Date: Monday, March 17, 2003, 10:00 a.m. - 12:00 p.m.
3715 Wood

Abstract:
In the last 10 years, the use and abuse of the club drug of abuse, relatively little is known about the drug's behavioral effects, including its effects on learning. Therefore, the present study sought to characterize GHB's effects on rats' acquisition of a lever-press response using a two-lever, resetting/cancellation procedure. Under this procedure, response on one (reinforcement) lever produced a single food pellet after a delay of 0, 20, or 40 s. Presses on the second (cancellation) lever during a delay interval initiated by a reinforcement-lever response canceled the scheduled reinforcer delivery, while presses on this lever at the other times were recorded but had no programmed consequences. The present study used a 3 x 5 factorial design, with dose of GHB (0, 200, 400, 600, or 800 mg/kg) and reinforcement delay (0, 20, or 40 s) serving as the between-subjects factors. Experimentally naive food-deprived rats (N=120) were randomly assigned to 1 of 15 experimental groups. In addition, eight rats were randomly assigned to a no-food, vehicle-control group.

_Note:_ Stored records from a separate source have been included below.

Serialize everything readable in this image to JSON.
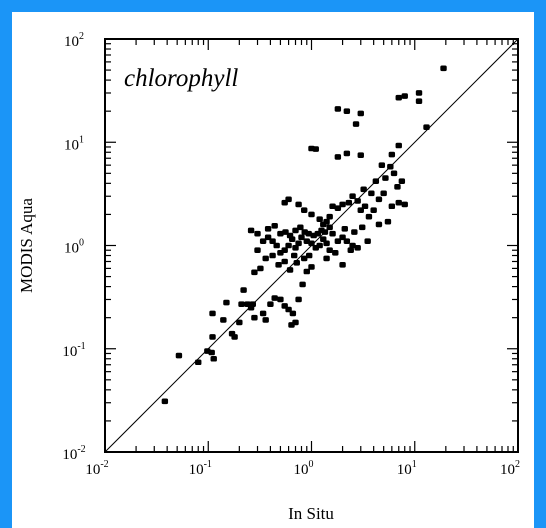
{
  "page": {
    "background": "#1b95f7",
    "panel_background": "#ffffff"
  },
  "chart_data": {
    "type": "scatter",
    "title": "",
    "annotation": "chlorophyll",
    "xlabel": "In Situ",
    "ylabel": "MODIS Aqua",
    "x_scale": "log",
    "y_scale": "log",
    "xlim": [
      0.01,
      100
    ],
    "ylim": [
      0.01,
      100
    ],
    "ticks": [
      {
        "base": "10",
        "exp": "-2",
        "value": 0.01
      },
      {
        "base": "10",
        "exp": "-1",
        "value": 0.1
      },
      {
        "base": "10",
        "exp": "0",
        "value": 1
      },
      {
        "base": "10",
        "exp": "1",
        "value": 10
      },
      {
        "base": "10",
        "exp": "2",
        "value": 100
      }
    ],
    "reference_line": "1:1",
    "grid": false,
    "legend": "none",
    "marker_color": "#000000",
    "series": [
      {
        "points": [
          [
            0.038,
            0.031
          ],
          [
            0.052,
            0.086
          ],
          [
            0.08,
            0.074
          ],
          [
            0.098,
            0.095
          ],
          [
            0.108,
            0.092
          ],
          [
            0.113,
            0.08
          ],
          [
            0.11,
            0.13
          ],
          [
            0.11,
            0.22
          ],
          [
            0.14,
            0.19
          ],
          [
            0.15,
            0.28
          ],
          [
            0.17,
            0.14
          ],
          [
            0.18,
            0.13
          ],
          [
            0.2,
            0.18
          ],
          [
            0.21,
            0.27
          ],
          [
            0.22,
            0.37
          ],
          [
            0.24,
            0.27
          ],
          [
            0.26,
            0.25
          ],
          [
            0.27,
            0.27
          ],
          [
            0.28,
            0.2
          ],
          [
            0.34,
            0.22
          ],
          [
            0.36,
            0.19
          ],
          [
            0.4,
            0.27
          ],
          [
            0.44,
            0.31
          ],
          [
            0.5,
            0.3
          ],
          [
            0.55,
            0.26
          ],
          [
            0.6,
            0.24
          ],
          [
            0.66,
            0.22
          ],
          [
            0.7,
            0.18
          ],
          [
            0.64,
            0.17
          ],
          [
            0.75,
            0.3
          ],
          [
            0.82,
            0.42
          ],
          [
            0.9,
            0.56
          ],
          [
            0.26,
            1.4
          ],
          [
            0.3,
            1.3
          ],
          [
            0.34,
            1.1
          ],
          [
            0.38,
            1.2
          ],
          [
            0.42,
            1.1
          ],
          [
            0.46,
            1.0
          ],
          [
            0.5,
            0.85
          ],
          [
            0.55,
            0.9
          ],
          [
            0.6,
            1.0
          ],
          [
            0.65,
            1.15
          ],
          [
            0.7,
            0.95
          ],
          [
            0.75,
            1.05
          ],
          [
            0.8,
            1.2
          ],
          [
            0.9,
            1.1
          ],
          [
            1.0,
            1.05
          ],
          [
            1.1,
            0.95
          ],
          [
            1.2,
            1.0
          ],
          [
            1.3,
            1.15
          ],
          [
            1.4,
            1.05
          ],
          [
            1.5,
            0.9
          ],
          [
            0.3,
            0.9
          ],
          [
            0.36,
            0.75
          ],
          [
            0.42,
            0.8
          ],
          [
            0.48,
            0.65
          ],
          [
            0.55,
            0.7
          ],
          [
            0.62,
            0.58
          ],
          [
            0.68,
            0.8
          ],
          [
            0.72,
            0.68
          ],
          [
            0.85,
            0.75
          ],
          [
            0.95,
            0.8
          ],
          [
            1.0,
            0.62
          ],
          [
            0.28,
            0.55
          ],
          [
            0.32,
            0.6
          ],
          [
            0.38,
            1.45
          ],
          [
            0.44,
            1.55
          ],
          [
            0.5,
            1.3
          ],
          [
            0.56,
            1.35
          ],
          [
            0.62,
            1.25
          ],
          [
            0.7,
            1.4
          ],
          [
            0.78,
            1.5
          ],
          [
            0.86,
            1.35
          ],
          [
            0.94,
            1.3
          ],
          [
            1.05,
            1.25
          ],
          [
            1.15,
            1.3
          ],
          [
            1.25,
            1.4
          ],
          [
            1.35,
            1.35
          ],
          [
            1.6,
            1.3
          ],
          [
            1.8,
            1.1
          ],
          [
            2.0,
            1.2
          ],
          [
            2.2,
            1.1
          ],
          [
            2.5,
            1.0
          ],
          [
            1.7,
            0.85
          ],
          [
            2.0,
            0.65
          ],
          [
            1.4,
            0.75
          ],
          [
            2.4,
            0.9
          ],
          [
            2.8,
            0.95
          ],
          [
            3.5,
            1.1
          ],
          [
            4.5,
            1.6
          ],
          [
            5.5,
            1.7
          ],
          [
            0.55,
            2.6
          ],
          [
            0.6,
            2.8
          ],
          [
            0.75,
            2.5
          ],
          [
            0.85,
            2.2
          ],
          [
            1.0,
            2.0
          ],
          [
            1.2,
            1.8
          ],
          [
            1.4,
            1.7
          ],
          [
            1.5,
            1.9
          ],
          [
            1.6,
            2.4
          ],
          [
            1.8,
            2.3
          ],
          [
            2.0,
            2.5
          ],
          [
            2.3,
            2.6
          ],
          [
            2.5,
            3.0
          ],
          [
            2.8,
            2.7
          ],
          [
            3.0,
            2.2
          ],
          [
            3.3,
            2.4
          ],
          [
            3.6,
            1.9
          ],
          [
            4.0,
            2.2
          ],
          [
            4.5,
            2.8
          ],
          [
            5.0,
            3.2
          ],
          [
            6.0,
            2.4
          ],
          [
            7.0,
            2.6
          ],
          [
            8.0,
            2.5
          ],
          [
            3.2,
            3.5
          ],
          [
            3.8,
            3.2
          ],
          [
            4.2,
            4.2
          ],
          [
            5.2,
            4.5
          ],
          [
            6.3,
            5.0
          ],
          [
            6.8,
            3.7
          ],
          [
            7.5,
            4.2
          ],
          [
            4.8,
            6.0
          ],
          [
            5.8,
            5.8
          ],
          [
            6.0,
            7.6
          ],
          [
            7.0,
            9.3
          ],
          [
            1.8,
            7.2
          ],
          [
            2.2,
            7.8
          ],
          [
            3.0,
            7.5
          ],
          [
            1.0,
            8.7
          ],
          [
            1.1,
            8.6
          ],
          [
            1.8,
            21.0
          ],
          [
            2.2,
            20.0
          ],
          [
            2.7,
            15.0
          ],
          [
            3.0,
            19.0
          ],
          [
            7.0,
            27.0
          ],
          [
            8.0,
            28.0
          ],
          [
            11.0,
            30.0
          ],
          [
            11.0,
            25.0
          ],
          [
            13.0,
            14.0
          ],
          [
            19.0,
            52.0
          ],
          [
            1.3,
            1.6
          ],
          [
            1.5,
            1.5
          ],
          [
            2.1,
            1.45
          ],
          [
            2.6,
            1.35
          ],
          [
            3.1,
            1.5
          ]
        ]
      }
    ]
  }
}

All rats received two magazine-training sessions, followed by a single 4-hour acquisition session. Responses by rats in the control group were recorded but had no programmed consequences. Consistent with previous studies, increasing the reinforcer delay decreased responding on the reinforcement lever. For all groups, very little responding occurred on the cancellation lever. With 0-s delays, GHB generally produced a dose-dependent suppression of responding early in acquisition session, followed by a rapid increase in responding on the reinforcement lever. GHB substantially reduced, in a dose-dependent manner, responding under 20-s and 40-s delay conditions. The results of this study suggest that GHB impairs the acquisition of operant behavior and that GHB-induced learning impairment is greater when reinforcer delivery is delayed than when it is immediate. These results further confirm the utility of the resetting/cancellation procedure for assessing the effects of drugs on learning.